L. Glass, A. Shrier, G. Bub, H. Gonzalez, Y. Nagai, M.-Y. Kim, A. Hodge, B. Borek.

McGill University

Cardiac arrhythmias are associated with the abnormal initiation and/or abnormal propagation of the heart rhythm. By carrying out optical imaging of tissue cultures of spontaneously beating heart cells, it is possible to analyze macroscopic patterns of excitation with a goal of relating this to the cellular and subcellular electrophysiological properties of heart cells. In particular we have been able to observe transitions between rhythms in vitro, that model the normal and pathological rhythms in vivo. Optical imaging of tissue culture offers the benefit of providing a controlled enviroment that can be observed over long times, in which it is possible to systematically modify the geometry of the culture, the density of the culture, as well as change the physiology by the addition of pharmacological agents. The experimental work is complemented by theoretical studies of bifurcations and dynamics in mathematical models of excitable, heterogeneous systems. This work points to universal patterns of bifurcations underlying cardiac arrhythmias in humans. This work has been carried out in collaboration with our group at McGill including A. Shrier, G. Bub, H. Gonzalez, Y. Nagai, M.-Y. Kim, A. Hodge, B. Borek.

• Kriete: Multiscale Imaging Reveals Robustness and Capacities of the Human Respiratory System

Andres Kriete (1), Andreas Schmidt (2), S. Zidowitz (3), Daniel C. Haworth(4), Robert F. Kunz (5), Kai Zhao (6), Warren B. Gefter (7)

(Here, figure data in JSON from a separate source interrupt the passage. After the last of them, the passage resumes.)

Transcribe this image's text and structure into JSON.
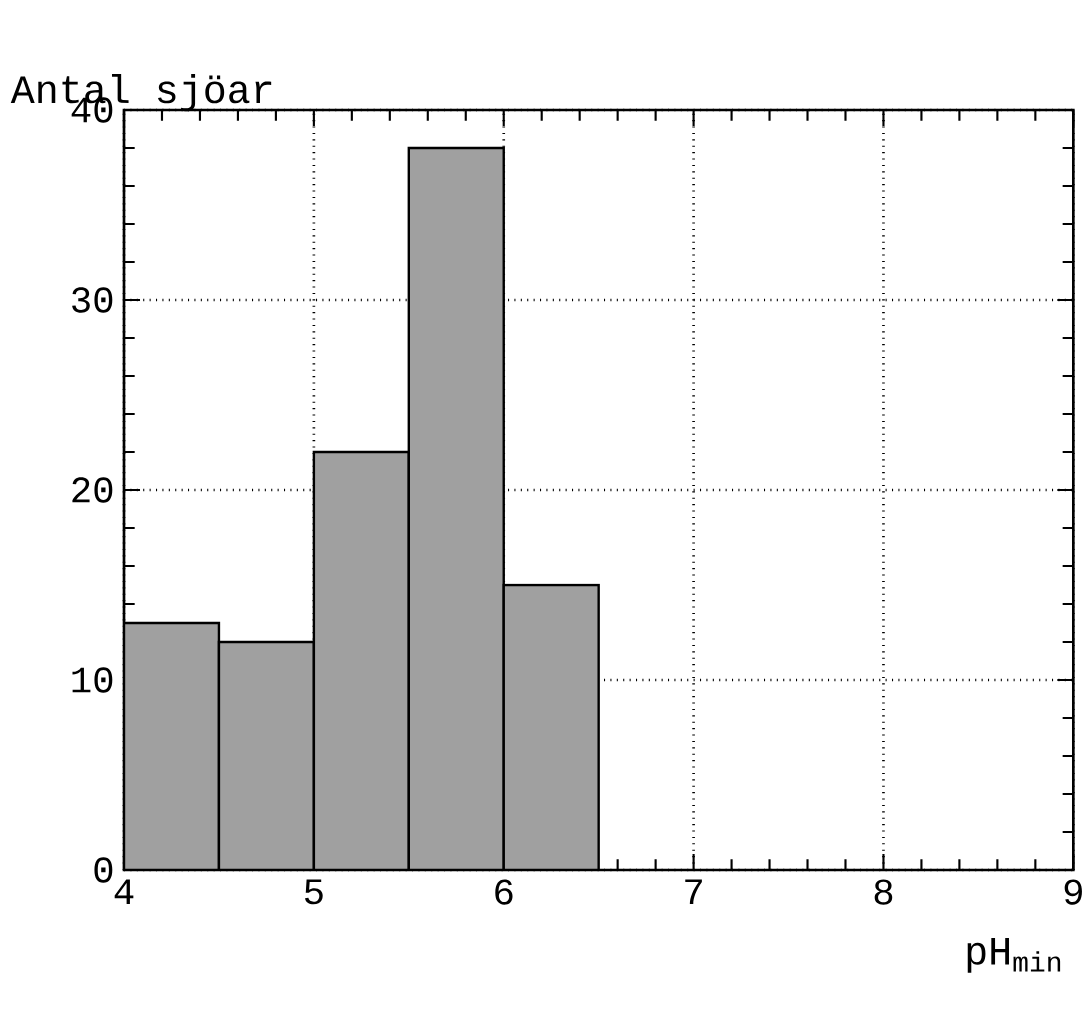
{
  "chart_data": {
    "type": "histogram",
    "xlabel": "pH$_{min}$",
    "ylabel": "Antal sjöar",
    "bins": [
      4,
      4.5,
      5,
      5.5,
      6,
      6.5
    ],
    "values": [
      13,
      12,
      22,
      38,
      15
    ],
    "color": "#a0a0a0",
    "xlim": [
      4,
      9
    ],
    "ylim": [
      0,
      40
    ],
    "xticks": [
      4,
      5,
      6,
      7,
      8,
      9
    ],
    "yticks": [
      0,
      10,
      20,
      30,
      40
    ],
    "grid": true
  }
}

(1) Biomedical Engineering, Drexel University, (2) Institute of Anatomy, Medical School at the University of Giessen, (3) Center for Medical Image Computing, Mevis Bremen, (4) Department of Aerospace Engineering, Penn State, (5) Applied Research Laboratory, Penn State, (6) Monell Institute, (7) Dept. of Radiology, University of Pennsylvania

System engineered organ representations based on multiscale imaging provide insight into the evolutionary shaped design of the transport networks in terms of modularity, physical optimality and robustness. We have assembled a consortium of investigators to image, model and simulate functional properties of the human respiratory system. MDCT data of nine human lungs and a highly resolved cast, as well as micro-CT and light microscopic imaging was used to investigate dimensions and heterogeneities in geometric branching patterns, gas supply and diffusion capacities. We show that the dimensions of airways in these cases change systematically from area-preserving to area-increasing, thus they reflect multifractal properties. Airways are generally larger than predicted by the Hess-Murray law, providing up to four-fold less resistance as well as increase in robustness against perturbations. We show that resistance in the network topology of airways mediates a mismatch between anat omically demanded and predicted oxygen supply, which offers an explanation for the excess diffusion capacity of human lungs. Robustness and capacities are important cornerstones for the development of solutions to improve diagnostics and intervention planning in aging and disease.